“更何况,陛下此时不定能看到这一路下滑的刀剑,看到的还是那三步开外刀剑的‘影子’,却不知道自己看到的已是‘虚’的了,那实打实的刀剑早已离自己很远了。”温明棠说着,看向脸色难看的梁红巾,“你既一人吃饱,全家不饿,能扛一扛的,便莫要乱跑了。也不要意气用事的接私活,扔了朝廷的活计。”
“因为口子开的那般大,必会生蛇鼠之患。朝廷要人是迟早的事,于你‘梁红巾’这个人而言,这是个顶好的机会!”温明棠平静的说道,“红巾,你是女子,若是没有这机会,如今这般……任你武艺再高,也已然到头了。可遇上机会……就不同了,能再往前走一走,做个……唔,花木兰。”她说着,低头看向梁红巾腰间挂着的,那用布包着,露出脑袋来的‘花木兰糖人’,她对梁红巾坦言,“但我不知道要扛多久,所以,才道若是你的话可以试一试,因为你一人吃饱,全家不饿,能扛一扛。若是那一家子要养的……在不知道扛多久的情形下,家里怎么办?”

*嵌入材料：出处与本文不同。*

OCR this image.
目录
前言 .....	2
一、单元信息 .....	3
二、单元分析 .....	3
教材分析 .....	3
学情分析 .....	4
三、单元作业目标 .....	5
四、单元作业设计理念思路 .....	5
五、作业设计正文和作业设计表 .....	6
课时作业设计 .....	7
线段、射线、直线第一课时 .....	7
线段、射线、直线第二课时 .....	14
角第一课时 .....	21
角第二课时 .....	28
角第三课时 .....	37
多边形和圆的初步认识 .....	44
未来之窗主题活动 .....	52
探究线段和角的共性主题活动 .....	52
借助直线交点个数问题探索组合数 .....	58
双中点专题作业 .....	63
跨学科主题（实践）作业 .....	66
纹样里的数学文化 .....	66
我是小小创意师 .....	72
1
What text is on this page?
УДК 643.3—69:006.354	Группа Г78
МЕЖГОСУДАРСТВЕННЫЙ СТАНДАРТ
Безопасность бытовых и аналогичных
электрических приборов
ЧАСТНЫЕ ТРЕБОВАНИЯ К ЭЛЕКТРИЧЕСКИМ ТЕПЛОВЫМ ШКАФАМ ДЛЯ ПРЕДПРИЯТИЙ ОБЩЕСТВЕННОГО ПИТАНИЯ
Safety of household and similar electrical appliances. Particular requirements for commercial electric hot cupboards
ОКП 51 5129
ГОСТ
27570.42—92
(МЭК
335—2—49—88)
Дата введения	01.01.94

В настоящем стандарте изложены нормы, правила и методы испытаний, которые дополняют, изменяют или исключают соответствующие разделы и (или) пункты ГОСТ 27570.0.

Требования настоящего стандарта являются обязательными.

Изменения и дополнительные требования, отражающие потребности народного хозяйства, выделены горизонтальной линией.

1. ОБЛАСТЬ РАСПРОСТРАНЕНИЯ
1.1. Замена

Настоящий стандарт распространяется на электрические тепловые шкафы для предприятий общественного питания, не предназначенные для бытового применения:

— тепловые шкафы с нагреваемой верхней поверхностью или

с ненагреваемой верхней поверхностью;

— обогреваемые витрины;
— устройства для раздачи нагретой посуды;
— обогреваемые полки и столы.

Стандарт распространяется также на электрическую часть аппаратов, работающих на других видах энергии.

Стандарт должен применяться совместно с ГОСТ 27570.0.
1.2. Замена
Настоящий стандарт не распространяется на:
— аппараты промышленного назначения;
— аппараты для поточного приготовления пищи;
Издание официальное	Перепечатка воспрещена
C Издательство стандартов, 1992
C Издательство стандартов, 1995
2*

梁红巾闻言,叹了口气,跟着温明棠在廊下坐了下来,而后转头对温明棠说道:“我明白的,明棠你一贯是会将话说清楚的。清楚缘由之后,人自是明白自己在做什么,不惧的。”她说着,顿了顿,又道,“对我自己而言自是个好机会,可看着陛下这般胡来……总是让人难受的。”
“大抵……是因为打仗总是要死人的缘故吧!”温明棠说道,“我等的尽力而为也只能做不主动挑起战事的那一方,做将战事之火熄灭的那一方。”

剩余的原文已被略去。